WorkTango 💃

Problem
Engagement in WorkTango's “Goals” declined as the user base shifted from SME companies to larger corporations. How can design reverse this trend and make this product sticky?

Year
2022

Product
Goal setting

What motivates employees to set Goals?

Pro-active contributors

WorkTango’s first product was an employee recognition tool designed to give kudos to coworkers for exceptional contributions. “Goals” was envisioned as an evolution of this employee-first framework and designed to cater to individuals seeking to track and credit their achievements.

Performance management programs

In reality, 70% of Goals logged into the WorkTango platform were created by Admins in 2022 (with only 25% created by users with contributor access and 5% by managers). This data (along with high activity logged in December and January) suggests that our users were primarily creating Goals in response to company-wide initiatives.

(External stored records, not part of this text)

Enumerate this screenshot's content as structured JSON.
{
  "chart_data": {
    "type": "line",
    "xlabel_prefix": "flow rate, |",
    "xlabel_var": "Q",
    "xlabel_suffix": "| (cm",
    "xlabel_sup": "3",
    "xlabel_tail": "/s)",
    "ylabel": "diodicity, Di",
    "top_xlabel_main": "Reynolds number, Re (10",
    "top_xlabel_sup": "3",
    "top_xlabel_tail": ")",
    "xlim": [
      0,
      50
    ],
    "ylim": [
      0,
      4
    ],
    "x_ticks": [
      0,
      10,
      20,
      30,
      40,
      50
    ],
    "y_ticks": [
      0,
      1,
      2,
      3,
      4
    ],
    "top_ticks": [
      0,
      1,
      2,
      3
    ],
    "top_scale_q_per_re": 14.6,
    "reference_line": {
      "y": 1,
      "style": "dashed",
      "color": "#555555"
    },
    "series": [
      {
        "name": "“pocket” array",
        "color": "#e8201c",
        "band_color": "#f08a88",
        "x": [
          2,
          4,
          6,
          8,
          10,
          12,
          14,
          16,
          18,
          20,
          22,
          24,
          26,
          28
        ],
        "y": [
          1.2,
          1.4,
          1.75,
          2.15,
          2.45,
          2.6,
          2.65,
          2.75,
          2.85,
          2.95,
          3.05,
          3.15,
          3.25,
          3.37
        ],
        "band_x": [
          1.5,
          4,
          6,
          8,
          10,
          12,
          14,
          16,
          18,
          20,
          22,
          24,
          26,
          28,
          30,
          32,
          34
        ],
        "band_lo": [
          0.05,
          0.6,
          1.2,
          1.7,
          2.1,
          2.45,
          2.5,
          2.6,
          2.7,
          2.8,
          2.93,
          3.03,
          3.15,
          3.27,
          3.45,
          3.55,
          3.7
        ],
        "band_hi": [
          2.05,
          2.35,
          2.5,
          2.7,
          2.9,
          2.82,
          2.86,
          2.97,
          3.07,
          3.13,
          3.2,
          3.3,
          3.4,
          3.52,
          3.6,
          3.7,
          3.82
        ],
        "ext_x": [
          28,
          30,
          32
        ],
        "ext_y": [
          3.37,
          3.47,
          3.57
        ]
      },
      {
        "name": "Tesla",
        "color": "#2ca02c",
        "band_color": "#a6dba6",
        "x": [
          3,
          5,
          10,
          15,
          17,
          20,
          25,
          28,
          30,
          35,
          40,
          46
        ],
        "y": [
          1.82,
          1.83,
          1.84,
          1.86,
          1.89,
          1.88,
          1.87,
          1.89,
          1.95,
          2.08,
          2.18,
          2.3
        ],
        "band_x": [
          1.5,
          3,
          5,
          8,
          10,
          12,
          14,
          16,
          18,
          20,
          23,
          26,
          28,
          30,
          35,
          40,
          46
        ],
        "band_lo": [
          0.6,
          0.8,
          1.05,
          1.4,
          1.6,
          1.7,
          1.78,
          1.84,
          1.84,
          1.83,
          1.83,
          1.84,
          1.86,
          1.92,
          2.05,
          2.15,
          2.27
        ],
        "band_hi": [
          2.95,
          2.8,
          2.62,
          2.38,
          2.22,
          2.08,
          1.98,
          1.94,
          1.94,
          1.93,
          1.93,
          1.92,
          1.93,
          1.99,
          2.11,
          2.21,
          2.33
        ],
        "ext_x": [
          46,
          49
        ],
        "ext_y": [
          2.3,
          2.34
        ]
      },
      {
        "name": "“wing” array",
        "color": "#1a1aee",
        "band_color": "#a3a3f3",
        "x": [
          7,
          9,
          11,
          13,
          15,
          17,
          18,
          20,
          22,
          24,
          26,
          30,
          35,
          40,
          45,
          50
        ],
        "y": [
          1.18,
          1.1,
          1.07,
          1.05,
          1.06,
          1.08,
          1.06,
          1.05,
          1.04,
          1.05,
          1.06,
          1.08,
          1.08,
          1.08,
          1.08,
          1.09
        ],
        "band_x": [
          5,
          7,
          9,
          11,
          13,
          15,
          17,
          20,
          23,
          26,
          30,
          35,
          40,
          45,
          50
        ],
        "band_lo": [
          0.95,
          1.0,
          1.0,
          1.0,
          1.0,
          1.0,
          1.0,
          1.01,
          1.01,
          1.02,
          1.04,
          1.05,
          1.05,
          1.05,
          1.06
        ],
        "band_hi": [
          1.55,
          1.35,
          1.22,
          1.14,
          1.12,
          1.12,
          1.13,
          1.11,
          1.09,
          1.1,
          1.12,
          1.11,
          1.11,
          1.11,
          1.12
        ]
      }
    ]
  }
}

How can we use this information to help drive adoption at bigger companies?

Admin-led goals programs might work for small businesses where a few champions can set up a framework for the company. But at corporations with thousands of employees (and therefore thousands of Goals) - the framework does not scale.

Who are the users?

Dividing our users into three groups:

  1. Administrators, HR leads responsible for program management and acting on behalf of company leaders

  2. Team leaders, All managers under the C-suite

  3. Contributors, Employees without management duties

and analyzing our metrics. It became clear that the Team leader/Managers (with only 5% of goals created) were the group struggling to adopt the feature set the most.

Solving the needs of these team leads ended up being the key to success in this project.

How different are our users’ needs?

After interviewing users of different roles, it turns out that they are very different.

The admin and IC experiences were built out as two separate flows to begin with; however, while there were certain base functionalities created for team leads, on further inspection - none of their high priority user flows were optimized (if enabled at all).

Old

The old “Goal details” page (right) is an example of how the goals feature set was designed with the IC in mind.

Goals could be created with a hierarchy and linked together; however, completion of these goals, “Measurable results”, and all other features were the same regardless of goal hierarchy.

Old

The “Goal alignment” view was also somewhat of an afterthought.

This chart is a powerful view into how all of the goals at a company fit together; however, it was full of pain points for our customers and it is not hard to see how the visualization falls apart at scale.

New

Along with some visual clean up. The main feature I want to draw your attention to in the redesign (right) is the two lines that say “Onboard my teammates” and “Host demo meetings”.

These are two “child” goals, and by both showing them in the context of their parent, and linking the progress of the parent to their completion, we created a much smoother paradigm for team leads to both create goals and have them progress automatically based on work from their team.

New

The new alignment view (right) fits all goals into the normal screen view, is interactive (clicking on a goal progressively reveals its children), and most importantly, is scalable (with search and scroll, all goals are only a finger tip away and can fit on a screen).

In Conclusion..

This was one of many projects I led at WorkTango. I chose to showcase it in my portfolio because it demonstrates a summary of my end-to-end process (data, discovery > problem solving, design).

It was also a successful effort, earning a gradual increase in Goals engagement ~3-4% per month after launch, culminating in January with 34% more weekly engagement than the year before.

Like any project, there were ups and downs (and more I would have liked to be able to do), but the groundwork done here left the feature in a much better spot than before, and created a framework to further enhance the feature in the future.